Second,yesterday at lunch was terrible.I guess you could say I was being ignorant and a bit moody,but not in the bad way.So Teresa comes and sits next to me,and we exchange hugs.She leaves to throw her plate,and she comes back to sit down.Now here is where the problem had started.When Teresa left,she also went to the band room.I put my bag on the chair she was sitting on so I can look for our library passes.When Teresa came back,I was still looking for them.I don't remember what happened next,all I know is that was the part Teresa got mad at me.So when I was walking to 7th period,Anais walks up to me and says,"Teresa's mad at you for ditching her."
I looked at her like I didn't even know what she was talking about.Which was true.I DID NOT KNOW WHAT SHE WAS TALKING ABOUT!!So I left it at that.Then also in 7th,Mayra,or Phil,got mad at me as well.It wasn't a good Tuesday for anybody.

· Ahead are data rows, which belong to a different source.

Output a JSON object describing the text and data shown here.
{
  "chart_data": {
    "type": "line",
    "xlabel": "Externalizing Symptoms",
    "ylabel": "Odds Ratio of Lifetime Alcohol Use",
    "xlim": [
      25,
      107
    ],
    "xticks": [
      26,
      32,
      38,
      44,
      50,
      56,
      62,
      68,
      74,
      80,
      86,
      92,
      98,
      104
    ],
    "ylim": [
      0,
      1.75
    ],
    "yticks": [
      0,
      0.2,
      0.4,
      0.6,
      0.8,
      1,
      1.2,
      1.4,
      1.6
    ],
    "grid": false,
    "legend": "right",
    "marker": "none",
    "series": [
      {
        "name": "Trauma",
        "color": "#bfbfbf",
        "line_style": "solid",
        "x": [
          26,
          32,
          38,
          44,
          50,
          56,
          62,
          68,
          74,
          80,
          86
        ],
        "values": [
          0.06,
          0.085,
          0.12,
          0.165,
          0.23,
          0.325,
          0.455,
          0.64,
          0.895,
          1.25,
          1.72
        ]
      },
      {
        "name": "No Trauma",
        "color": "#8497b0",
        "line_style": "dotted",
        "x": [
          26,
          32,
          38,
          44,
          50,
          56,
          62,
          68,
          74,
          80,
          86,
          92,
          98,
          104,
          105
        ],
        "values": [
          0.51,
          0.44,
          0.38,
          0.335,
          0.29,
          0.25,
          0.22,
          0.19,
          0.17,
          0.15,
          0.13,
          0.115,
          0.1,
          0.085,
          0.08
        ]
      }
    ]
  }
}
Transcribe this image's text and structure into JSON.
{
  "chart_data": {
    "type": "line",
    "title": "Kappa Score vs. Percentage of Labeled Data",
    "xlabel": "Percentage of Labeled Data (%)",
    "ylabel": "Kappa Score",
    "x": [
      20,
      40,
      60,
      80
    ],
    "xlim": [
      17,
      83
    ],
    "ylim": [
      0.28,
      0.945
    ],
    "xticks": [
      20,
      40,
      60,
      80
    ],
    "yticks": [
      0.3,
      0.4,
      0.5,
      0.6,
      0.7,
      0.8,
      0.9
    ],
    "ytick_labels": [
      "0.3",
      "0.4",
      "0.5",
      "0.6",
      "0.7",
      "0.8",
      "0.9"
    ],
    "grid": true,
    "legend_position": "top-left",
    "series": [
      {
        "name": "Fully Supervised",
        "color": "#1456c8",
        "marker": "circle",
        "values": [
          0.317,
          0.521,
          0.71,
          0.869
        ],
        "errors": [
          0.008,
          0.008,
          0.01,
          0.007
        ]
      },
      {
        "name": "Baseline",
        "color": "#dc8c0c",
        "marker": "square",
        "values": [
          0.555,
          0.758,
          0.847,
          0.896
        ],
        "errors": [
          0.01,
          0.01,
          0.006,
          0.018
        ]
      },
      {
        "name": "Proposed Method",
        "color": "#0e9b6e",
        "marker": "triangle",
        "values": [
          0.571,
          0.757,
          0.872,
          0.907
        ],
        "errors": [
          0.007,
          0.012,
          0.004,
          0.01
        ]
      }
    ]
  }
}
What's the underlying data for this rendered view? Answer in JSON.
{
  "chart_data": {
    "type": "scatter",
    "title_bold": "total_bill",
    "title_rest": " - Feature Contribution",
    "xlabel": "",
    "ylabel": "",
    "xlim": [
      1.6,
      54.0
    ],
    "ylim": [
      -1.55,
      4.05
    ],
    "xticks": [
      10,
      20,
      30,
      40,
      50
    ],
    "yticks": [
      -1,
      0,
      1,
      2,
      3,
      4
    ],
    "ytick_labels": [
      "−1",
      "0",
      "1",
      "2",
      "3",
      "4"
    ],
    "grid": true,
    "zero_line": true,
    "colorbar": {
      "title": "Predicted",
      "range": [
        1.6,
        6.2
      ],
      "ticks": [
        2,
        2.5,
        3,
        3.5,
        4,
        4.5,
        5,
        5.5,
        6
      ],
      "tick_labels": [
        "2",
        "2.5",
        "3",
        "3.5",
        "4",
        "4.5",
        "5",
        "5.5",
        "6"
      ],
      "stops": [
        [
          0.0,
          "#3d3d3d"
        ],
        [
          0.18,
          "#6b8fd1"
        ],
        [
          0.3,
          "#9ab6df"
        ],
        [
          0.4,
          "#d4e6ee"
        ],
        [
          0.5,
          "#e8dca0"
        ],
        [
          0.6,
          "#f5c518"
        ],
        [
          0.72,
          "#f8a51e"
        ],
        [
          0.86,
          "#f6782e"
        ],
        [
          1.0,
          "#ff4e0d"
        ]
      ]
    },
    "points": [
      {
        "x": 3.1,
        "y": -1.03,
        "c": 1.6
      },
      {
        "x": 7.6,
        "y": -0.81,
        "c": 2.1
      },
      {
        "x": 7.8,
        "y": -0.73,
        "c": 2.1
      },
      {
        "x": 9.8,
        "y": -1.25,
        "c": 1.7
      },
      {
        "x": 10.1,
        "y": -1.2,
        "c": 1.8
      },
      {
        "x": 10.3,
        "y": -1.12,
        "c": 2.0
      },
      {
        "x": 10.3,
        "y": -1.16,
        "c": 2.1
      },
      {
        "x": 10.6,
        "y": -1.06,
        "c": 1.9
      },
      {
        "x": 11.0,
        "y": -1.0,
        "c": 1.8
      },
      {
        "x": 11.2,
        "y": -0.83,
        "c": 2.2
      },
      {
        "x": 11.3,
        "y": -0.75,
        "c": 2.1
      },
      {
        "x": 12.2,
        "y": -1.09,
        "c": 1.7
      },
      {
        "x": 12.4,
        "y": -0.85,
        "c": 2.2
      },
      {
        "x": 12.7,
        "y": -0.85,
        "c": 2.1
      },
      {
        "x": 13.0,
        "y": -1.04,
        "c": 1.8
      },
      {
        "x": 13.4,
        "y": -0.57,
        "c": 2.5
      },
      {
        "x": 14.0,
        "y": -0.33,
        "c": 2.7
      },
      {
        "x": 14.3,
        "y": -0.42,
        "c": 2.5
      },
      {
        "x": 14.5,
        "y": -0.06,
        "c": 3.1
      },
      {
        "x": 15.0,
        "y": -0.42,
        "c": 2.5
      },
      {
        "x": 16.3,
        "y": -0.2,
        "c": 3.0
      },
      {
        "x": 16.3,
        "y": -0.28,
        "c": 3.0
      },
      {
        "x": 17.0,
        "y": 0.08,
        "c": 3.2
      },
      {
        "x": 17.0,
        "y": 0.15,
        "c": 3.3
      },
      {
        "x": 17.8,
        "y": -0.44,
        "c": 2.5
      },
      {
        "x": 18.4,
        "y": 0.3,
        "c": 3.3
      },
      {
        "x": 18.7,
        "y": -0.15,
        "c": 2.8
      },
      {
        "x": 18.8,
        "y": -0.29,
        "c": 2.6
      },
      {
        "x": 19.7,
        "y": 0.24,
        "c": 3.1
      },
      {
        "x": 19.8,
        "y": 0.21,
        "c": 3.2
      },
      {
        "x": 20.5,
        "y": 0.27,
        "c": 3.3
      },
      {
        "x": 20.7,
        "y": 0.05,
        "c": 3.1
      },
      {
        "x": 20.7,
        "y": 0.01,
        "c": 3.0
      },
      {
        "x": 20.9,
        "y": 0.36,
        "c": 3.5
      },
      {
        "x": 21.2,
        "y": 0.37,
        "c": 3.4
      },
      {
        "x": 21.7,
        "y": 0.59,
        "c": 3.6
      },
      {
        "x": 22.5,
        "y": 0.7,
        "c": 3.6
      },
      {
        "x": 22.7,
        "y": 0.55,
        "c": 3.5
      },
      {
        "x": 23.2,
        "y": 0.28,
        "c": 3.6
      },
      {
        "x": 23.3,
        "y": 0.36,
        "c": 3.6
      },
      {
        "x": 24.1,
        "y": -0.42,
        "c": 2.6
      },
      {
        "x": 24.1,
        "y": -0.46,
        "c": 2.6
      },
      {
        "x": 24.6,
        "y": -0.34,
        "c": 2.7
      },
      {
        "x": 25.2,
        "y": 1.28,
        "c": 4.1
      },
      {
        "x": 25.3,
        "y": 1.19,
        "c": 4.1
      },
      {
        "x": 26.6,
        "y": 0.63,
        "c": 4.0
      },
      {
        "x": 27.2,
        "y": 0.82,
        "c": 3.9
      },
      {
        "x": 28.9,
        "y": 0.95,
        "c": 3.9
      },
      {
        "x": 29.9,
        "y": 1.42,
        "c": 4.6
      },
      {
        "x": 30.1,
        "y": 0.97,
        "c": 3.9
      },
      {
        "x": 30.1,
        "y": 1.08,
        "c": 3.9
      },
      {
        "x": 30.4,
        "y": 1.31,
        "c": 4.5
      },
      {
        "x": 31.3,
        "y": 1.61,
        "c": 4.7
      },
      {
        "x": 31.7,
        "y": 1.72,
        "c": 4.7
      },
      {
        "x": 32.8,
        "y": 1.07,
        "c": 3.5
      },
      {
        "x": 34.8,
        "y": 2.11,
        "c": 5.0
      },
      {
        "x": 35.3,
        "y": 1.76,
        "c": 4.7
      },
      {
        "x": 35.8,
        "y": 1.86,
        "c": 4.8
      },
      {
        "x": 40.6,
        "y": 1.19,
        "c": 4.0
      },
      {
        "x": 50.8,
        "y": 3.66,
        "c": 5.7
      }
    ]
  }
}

Then today,Wednesday.I talked to Aqua.Oh my sweet friend!!I wish I could've been there for you!I really wished I could.Then at school,it didn't take me long to realize Teresa was still mad at me.Yeah she was mad and people would've expected me to be mad as well,but I should let Teresa be mad.Again why?Well,she doesn't get mad and it's rare if she is.So I let her release her anger on me.Then lunch came,and Teresa came to us.Desiree knew she was mad at me.So she started an argument there in front of me.It hurt to watch.My two baby girls arguing.So I said something that I knew would have hurt Teresa,and I still regret saying it."Dez,you know what?Drop it.If Teresa wants to be mad let her!Let her go cry alone without anybody to comfort her!"
After that,I left with Rachael and Tabby to the restrooms.When I got to seventh again today.I was happy that Teresa wasn't mad at me,and she forgave me for whatever the heck I was too ignorant to forget.I felt like crying because Teresa told me she was mad at herself for being mad at me.

So...the day ended pretty well actually.I went to open house,got my report card,and I found out I have pretty awesome grades.By awesome I mean I got pure A's!!!YAY!!!!!I even passed Pre-AP Algebra!! whee

Well that's it for today.Thanks for reading guys.Bye!!